As you can see, this prompt includes both a prefix and a suffix. Copilot will then send this prompt (after some formatting) to the model. In this case, Copilot is invoking Codex in “insert mode” aka fill-in-middle (FIM) mode, because suffix is non-empty.

If you inspect the prefix (see here for easy viewing), you’ll see that it includes some code from another file in the project. Look at the # Compare this snippet from codeviz\\predictions.py: line and its following lines.

How is the prompt prepared? A code walkthrough.

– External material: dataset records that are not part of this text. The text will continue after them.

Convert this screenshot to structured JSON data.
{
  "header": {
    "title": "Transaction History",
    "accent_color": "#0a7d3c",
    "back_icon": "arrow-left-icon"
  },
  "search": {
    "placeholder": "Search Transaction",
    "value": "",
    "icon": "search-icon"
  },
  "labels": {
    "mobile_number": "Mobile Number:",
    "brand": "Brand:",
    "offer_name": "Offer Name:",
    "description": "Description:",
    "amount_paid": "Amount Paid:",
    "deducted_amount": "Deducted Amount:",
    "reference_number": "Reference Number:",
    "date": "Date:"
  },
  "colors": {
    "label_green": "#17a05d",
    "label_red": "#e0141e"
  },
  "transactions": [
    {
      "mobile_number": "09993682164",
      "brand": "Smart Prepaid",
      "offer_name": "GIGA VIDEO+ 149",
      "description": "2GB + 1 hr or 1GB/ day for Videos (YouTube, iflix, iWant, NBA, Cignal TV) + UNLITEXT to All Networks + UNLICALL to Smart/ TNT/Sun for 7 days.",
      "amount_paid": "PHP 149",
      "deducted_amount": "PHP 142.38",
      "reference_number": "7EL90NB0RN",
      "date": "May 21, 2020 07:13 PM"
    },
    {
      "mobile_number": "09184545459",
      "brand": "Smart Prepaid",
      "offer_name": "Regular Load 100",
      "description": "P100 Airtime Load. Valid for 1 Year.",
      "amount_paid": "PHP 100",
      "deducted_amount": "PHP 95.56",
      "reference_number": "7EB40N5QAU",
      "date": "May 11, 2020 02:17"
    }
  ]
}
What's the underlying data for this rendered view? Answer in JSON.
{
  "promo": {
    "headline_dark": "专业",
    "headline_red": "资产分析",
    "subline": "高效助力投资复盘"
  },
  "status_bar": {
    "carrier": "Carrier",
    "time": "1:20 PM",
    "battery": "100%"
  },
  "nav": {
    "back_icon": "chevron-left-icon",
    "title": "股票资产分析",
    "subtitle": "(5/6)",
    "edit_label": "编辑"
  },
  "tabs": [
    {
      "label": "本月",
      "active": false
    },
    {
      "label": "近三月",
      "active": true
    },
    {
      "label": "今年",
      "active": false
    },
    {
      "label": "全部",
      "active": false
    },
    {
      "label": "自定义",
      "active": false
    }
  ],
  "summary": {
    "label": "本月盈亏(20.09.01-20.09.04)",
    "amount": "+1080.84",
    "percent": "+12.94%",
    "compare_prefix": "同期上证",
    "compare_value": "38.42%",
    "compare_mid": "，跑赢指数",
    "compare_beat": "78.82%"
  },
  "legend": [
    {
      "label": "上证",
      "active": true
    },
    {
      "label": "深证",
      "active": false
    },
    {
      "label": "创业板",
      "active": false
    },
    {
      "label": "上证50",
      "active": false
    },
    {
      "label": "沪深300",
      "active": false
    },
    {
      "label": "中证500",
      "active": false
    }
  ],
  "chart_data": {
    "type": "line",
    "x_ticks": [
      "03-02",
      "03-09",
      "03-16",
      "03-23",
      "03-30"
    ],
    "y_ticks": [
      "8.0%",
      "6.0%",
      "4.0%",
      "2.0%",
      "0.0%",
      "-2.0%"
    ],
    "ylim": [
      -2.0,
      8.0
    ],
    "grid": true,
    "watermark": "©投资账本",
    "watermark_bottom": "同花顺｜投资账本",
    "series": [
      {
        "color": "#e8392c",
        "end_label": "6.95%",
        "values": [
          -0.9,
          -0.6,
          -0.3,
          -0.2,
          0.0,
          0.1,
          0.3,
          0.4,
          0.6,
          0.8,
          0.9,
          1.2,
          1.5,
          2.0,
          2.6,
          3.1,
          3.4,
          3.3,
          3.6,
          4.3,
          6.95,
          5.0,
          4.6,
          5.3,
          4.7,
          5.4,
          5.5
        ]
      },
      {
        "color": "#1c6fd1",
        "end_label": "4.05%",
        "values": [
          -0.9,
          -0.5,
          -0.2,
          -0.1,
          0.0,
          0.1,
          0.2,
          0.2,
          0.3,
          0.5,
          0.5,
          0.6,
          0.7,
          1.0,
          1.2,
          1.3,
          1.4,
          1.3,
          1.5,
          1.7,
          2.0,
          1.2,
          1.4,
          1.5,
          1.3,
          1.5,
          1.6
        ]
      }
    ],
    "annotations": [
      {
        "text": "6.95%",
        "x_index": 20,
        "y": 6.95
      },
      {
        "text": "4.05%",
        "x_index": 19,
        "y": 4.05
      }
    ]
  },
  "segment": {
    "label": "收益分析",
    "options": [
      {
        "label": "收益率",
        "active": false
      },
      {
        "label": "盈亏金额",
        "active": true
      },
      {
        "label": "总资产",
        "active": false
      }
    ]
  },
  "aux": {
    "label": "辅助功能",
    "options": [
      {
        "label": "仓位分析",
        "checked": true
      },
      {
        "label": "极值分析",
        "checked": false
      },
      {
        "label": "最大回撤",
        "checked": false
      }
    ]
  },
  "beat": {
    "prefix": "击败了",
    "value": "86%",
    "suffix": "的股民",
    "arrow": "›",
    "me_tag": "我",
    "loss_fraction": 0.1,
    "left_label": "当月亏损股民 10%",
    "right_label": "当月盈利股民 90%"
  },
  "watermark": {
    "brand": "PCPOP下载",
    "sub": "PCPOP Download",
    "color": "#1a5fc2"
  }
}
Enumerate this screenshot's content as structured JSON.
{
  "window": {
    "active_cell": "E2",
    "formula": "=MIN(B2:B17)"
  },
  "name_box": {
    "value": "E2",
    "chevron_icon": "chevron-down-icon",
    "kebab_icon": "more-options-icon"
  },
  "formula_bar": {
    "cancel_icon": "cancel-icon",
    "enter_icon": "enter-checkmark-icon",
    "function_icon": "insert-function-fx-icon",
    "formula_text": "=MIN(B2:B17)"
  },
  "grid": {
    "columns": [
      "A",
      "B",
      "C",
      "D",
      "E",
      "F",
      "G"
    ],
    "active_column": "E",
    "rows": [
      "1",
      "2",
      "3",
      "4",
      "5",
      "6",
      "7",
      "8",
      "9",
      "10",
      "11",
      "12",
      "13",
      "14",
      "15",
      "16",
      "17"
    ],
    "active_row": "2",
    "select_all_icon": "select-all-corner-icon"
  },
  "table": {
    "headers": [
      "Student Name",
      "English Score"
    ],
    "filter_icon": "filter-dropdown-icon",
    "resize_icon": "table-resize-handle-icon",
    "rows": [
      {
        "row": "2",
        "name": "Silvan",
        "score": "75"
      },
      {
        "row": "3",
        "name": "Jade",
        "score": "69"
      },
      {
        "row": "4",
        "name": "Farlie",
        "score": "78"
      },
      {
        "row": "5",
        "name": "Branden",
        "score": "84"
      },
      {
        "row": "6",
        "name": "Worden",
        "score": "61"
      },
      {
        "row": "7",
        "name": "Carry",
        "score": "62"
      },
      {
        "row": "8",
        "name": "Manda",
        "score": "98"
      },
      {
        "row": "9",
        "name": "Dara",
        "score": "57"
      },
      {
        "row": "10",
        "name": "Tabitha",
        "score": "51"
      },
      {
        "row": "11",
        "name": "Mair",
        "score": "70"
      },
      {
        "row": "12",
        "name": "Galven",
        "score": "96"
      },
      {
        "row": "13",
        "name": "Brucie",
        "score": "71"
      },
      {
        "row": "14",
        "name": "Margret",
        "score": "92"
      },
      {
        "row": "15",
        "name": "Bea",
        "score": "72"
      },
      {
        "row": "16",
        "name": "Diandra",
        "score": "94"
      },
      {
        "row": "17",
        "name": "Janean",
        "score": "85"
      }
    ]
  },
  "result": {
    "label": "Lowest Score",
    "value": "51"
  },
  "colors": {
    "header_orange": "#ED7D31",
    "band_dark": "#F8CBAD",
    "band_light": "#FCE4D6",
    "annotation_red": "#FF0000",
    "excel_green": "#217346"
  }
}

Roughly, the following sequence of steps are executed to generate the prompt:

  1. Entry point: Prompt extraction happens for a given document and cursor position. The main entry-point of prompt generation is extractPrompt(ctx, doc, insertPos)
  2. The document’s relative path and language ID are queried from VSCode. See getPromptForRegularDoc(ctx, doc, insertPos).
  3. Relevant Docs: Then, most recently accessed 20 files of the same language are queried from VSCode. See getPromptHelper(ctx, docText, insertOffset, docRelPath, docUri, docLangId). These files later get used for extracting similar snippets to be included in the prompt. I personally find it strange that the same language is used as a filter, because multi-language developments are quite common. But I guess this still covers most cases.
  4. Configuration: Next, some options are set. Specifically:
    1. suffixPercent (how much of the prompt tokens should be dedicated to suffix? Default seems to be 15%)
    2. fimSuffixLengthThreshold (minimum length of suffix to enable Fill-in-middle? Defaults to -1, so FIM is always enabled as long as suffix is non-empty but this is controlled by AB Experimentation framework)
    3. includeSiblingFunctions appears to have been hardcoded to be false, as long as suffixPercent is above 0 (which is true by default).
  5. Prefix computation: Now, a “Prompt Wishlist” is created for computing the prefix part of the prompt. Here, different “elements” along with their priorities are added. E.g., an element can be something like the “Compare this snippet from <path>”, or local import context, or the language ID and/or path of each file. This happens in getPrompt(fs, curFile, promptOpts = {}, relevantDocs = []).
    1. There are 6 different types of “elements”BeforeCursor, AfterCursor, SimilarFile, ImportedFile, LanguageMarker, PathMarker.
    2. Since the prompt size is limited, the wishlist is sorted by priority and insertion order, followed by adding the elements to the prompt until the size limit is reached. This “fulfillment” logic is implemented in PromptWishlist.fulfill(tokenBudget).
    3. Some options such as LanguageMarkerOption, NeighboringTabsPositionOption, SuffixStartMode etc. control the insertion order and priorities of these elements. Some control how certain information is extracted, e.g., NeighboringTabsOption controls how aggressively snippets from other files are extracted. Some options are only defined for certain languages, e.g., LocalImportContextOption is only defined for Typescript.
    4. Interestingly, there’s quite a lot of code dealing with ordering of these elements. Not sure if all of that code is used, some things look like dead code to me. e.g., neighboringTabsPosition never seems to be set to DirectlyAboveCursor…but I could be wrong. Similarly, the SiblingOption seems to be hardcoded to NoSiblings, which means there’s no actual sibling function extraction happening. Again, maybe it’s planned for future, or maybe it’s just dead code.
  6. Suffix computation: The previous step was for prefix, but the logic for suffix is relatively simple – just fill the available token budget with whatever suffix is available from the cursor. That’s the default, but the starting position of the suffix varies slightly depending on the SuffixStartMode option. This is controlled by AB Experimentation framework. E.g., if SuffixStartMode is SiblingBlock, then Copilot will first find the nearest function that’s a sibling to the function being edited, and start the suffix from there.
    • Suffix Caching: One weird thing Copilot does is it caches the suffix across calls, as long as the new suffix isn’t “too far” from the cached suffix. No clue why that’s being done. Or maybe I misunderstood the obfuscated code (although I can’t find an alternative explanation for the code).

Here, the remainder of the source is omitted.